Feature request: automatically generated ids for headers


#72

I prefer this for legibilty and alignment. I think we should address classes and other attributes separately but your suggestion does allow for them neatly.


#73

That’s exactly why I recommended we drop this feature, but it didn’t seem to get noticed much and everyone kept on discussing it as though it’s a good idea to violate SRP for a one-size fits nobody approach to adding some [id] attributes.


#74

Then it makes sense to me to do it that way. I do however like the ability to specify IDs; if the {#myid} syntax is already familiar to people then I suggest we follow than convention too (I haven’t used it yet).

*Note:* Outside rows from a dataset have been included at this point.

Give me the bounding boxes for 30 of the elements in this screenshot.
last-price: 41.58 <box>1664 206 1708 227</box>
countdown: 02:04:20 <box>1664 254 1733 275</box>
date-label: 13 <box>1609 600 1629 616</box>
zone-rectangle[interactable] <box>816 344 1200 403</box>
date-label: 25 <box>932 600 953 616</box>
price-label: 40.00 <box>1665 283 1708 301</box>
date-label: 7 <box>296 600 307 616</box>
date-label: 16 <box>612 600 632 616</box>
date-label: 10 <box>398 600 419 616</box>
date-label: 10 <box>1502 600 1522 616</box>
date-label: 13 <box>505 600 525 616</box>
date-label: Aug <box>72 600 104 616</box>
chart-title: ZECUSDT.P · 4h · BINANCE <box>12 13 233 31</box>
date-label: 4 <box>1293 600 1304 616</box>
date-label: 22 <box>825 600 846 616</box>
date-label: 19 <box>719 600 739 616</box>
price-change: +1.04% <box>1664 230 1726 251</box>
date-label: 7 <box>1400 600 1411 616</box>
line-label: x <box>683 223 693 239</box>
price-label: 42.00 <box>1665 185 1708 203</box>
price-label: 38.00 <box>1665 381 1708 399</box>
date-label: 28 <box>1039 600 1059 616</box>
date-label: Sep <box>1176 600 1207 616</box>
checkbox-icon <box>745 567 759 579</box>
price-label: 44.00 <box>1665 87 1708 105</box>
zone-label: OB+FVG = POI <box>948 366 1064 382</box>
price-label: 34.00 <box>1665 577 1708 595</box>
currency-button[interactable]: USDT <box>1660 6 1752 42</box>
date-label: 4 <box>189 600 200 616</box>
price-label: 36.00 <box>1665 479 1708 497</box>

I agree that different sites may have different needs for automatically generated header IDs

For me, that rules out automatic IDs as part of Commonmark. I suggest any automatic ID generation is left to a processor.

leaving the assignment of IDs up to the implementation.

I worry that implementations would treat this so differently that it could cause headaches for users wishing to switch implementations.

After more consideration, I prefer that Commonmark not automatically generate IDs but implicit IDs are implemented likely following the existing convention {#myid} although I do wonder if those curly braces can be dropped :slightly_smiling:


#75

The syntax with curly braces may have one advantage in that it can be applied to all kinds of blocks and even inline markup. Like all explicit metadata it makes the input source code, which, in the case of Markdown/Commonmark, is always also the simplest form of output, less readable. IOW, it’s against the spirit.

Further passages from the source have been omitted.